Umso erstaunlicher, dass man mitten in Salzgitter auch locker 15 Kilometer auf einem Bergrücken (bzw. Höhenzug) durch schönen Laubwald gehen kann und dabei nur selten auf Besiedlung stößt. Ausgangspunkt könnte die Burgruine auf dem immerhin 241 m hohen Lichtenberg sein. Deren Turm ist sichtlich spät neugebaut worden (in den 1890er Jahren), tut aber immerhin auch gar nicht so, als sei er alt.
Und die Gemäuerresate drumherum wurden vermutlich unter Heinrich dem Löwen errichtet – einer der großen Loser-Gestalten der deutschen Geschichte. Als Herzog Sachsens (des damaligen, das mehr oder weniger dem heutigen Niedersachsen entspricht) und Bayerns hielt er sich für den mächtigsten Herrscher seiner Zeit. Zum Kaiser gewählt wurde jedoch sein Vetter Friedrich Barbarossa, der den Löwen später gründlich besiegte und entmachtete. Besser in Erinnerung geblieben als viele, die zu ihren Lebzeiten Siegertypen waren, ist HdL dennoch, vor allem als Gründer oder Neugründer ziemlich vieler Städte zwischen der Ostsee und München. Und auch wenn Heinrich das Salz als eines der wichtigsten Industrieprodukte seiner Zeit zu schätzen wusste (wie die im Beitrag über Unterföhring erzählte Legende um die Gründung Münchens zeigt …): Gründer Salzgitters war er nicht, sondern bloß derjenige, der Burg Lichtenberg hatte erbauen lassen. Anno 1180 verlor er sie im Kampf an Barbarossas Truppen.

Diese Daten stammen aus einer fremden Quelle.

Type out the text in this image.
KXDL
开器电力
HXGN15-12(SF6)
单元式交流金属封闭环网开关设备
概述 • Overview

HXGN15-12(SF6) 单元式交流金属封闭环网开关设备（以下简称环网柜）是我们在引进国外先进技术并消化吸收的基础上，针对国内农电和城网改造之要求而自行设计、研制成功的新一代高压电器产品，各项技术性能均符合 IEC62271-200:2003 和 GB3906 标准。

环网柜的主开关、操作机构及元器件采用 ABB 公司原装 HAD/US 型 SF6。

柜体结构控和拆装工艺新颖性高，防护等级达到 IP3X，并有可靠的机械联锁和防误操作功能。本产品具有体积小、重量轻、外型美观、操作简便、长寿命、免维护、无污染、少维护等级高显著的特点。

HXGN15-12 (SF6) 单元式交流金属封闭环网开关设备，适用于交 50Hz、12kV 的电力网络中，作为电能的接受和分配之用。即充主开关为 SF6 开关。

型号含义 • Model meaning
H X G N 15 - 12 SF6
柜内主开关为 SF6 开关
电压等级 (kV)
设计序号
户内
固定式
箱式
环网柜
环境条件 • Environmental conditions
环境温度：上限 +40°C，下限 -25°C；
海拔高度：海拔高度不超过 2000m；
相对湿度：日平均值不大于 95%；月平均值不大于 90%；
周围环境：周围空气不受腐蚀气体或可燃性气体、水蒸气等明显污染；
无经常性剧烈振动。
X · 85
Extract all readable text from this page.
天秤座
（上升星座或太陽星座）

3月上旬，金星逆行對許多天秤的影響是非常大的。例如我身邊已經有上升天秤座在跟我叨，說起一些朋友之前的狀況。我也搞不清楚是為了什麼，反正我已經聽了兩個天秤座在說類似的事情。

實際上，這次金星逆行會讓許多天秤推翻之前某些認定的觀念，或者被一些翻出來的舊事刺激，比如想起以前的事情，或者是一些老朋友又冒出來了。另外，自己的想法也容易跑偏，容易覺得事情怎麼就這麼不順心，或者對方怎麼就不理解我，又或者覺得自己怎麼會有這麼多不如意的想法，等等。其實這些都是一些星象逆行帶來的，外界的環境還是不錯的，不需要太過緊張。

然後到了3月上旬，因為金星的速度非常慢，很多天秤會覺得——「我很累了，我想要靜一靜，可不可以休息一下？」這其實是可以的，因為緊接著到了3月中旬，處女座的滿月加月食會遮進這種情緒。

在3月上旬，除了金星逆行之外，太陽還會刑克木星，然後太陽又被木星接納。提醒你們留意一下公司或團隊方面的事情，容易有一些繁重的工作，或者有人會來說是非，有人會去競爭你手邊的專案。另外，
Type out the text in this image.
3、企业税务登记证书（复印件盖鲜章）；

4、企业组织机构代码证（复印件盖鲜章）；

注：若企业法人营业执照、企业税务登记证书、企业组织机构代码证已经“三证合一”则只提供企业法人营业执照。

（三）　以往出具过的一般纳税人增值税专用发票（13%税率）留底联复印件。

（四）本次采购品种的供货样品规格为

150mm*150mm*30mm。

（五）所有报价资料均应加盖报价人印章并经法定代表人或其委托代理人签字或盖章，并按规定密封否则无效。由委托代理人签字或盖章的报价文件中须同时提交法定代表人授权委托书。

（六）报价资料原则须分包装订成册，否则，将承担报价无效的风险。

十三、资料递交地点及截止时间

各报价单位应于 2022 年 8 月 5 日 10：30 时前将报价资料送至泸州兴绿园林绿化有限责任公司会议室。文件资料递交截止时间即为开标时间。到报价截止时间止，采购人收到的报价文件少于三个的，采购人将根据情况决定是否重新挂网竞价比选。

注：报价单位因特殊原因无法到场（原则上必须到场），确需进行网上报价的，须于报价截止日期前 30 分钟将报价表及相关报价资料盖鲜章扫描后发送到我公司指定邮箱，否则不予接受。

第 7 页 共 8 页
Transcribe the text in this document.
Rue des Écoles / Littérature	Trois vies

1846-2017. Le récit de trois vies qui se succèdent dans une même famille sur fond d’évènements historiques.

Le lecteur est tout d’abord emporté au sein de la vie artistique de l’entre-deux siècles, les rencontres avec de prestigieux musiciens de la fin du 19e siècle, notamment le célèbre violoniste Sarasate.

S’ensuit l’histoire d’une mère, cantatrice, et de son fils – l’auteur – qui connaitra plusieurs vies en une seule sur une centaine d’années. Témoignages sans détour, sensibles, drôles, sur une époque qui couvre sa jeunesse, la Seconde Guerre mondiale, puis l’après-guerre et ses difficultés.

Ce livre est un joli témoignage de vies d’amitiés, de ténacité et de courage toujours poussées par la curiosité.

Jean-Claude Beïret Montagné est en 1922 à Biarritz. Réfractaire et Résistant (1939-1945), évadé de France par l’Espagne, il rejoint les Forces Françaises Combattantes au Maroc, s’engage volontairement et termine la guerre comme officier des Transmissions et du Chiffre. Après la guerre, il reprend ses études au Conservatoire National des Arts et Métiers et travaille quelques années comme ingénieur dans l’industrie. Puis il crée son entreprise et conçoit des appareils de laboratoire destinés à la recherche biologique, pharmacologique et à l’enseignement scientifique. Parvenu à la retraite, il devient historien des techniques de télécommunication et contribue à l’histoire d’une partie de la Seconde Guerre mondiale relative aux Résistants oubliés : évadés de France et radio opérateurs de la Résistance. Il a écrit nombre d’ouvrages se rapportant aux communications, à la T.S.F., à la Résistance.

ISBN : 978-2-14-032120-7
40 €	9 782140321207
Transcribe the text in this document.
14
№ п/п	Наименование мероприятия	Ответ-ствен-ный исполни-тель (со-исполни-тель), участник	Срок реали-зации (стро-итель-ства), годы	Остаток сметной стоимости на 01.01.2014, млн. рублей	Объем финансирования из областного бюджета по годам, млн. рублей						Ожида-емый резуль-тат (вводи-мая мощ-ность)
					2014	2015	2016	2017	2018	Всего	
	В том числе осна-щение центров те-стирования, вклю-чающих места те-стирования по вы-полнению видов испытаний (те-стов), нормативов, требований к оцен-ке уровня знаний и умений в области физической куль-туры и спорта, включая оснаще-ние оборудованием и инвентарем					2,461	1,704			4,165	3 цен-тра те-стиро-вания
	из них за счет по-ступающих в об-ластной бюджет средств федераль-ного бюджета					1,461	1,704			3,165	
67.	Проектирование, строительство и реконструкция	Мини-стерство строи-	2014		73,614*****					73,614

Das ging seinem Sohn Otto IV. – der schließlich doch Kaiser wurde, aber ein sehr unglücklicher, unter dem das Deutsche Reich des Mittelalters seine Macht weitgehend verlor … – im Jahr 1205 oder 1206 gleich noch einmal so. Ruin-iert wurde die Burg jedoch erst 1552 (und wird sie immer wieder mal, denn dass Vandalismus in Salzgitter ein Fremdwort wäre, lässt sich nicht behaupten).
Den Turm besteigen konnte man neulich nicht. Doch hat man vom Denk-/Mahnmal „Kanzel von Salzgitter“ etwas unterhalb der Ruine auch so einen schönen Blick auf die seltsame Stadt mit gar nicht so vielen Schornsteinen, dafür Wald und eben vielen Dörfern.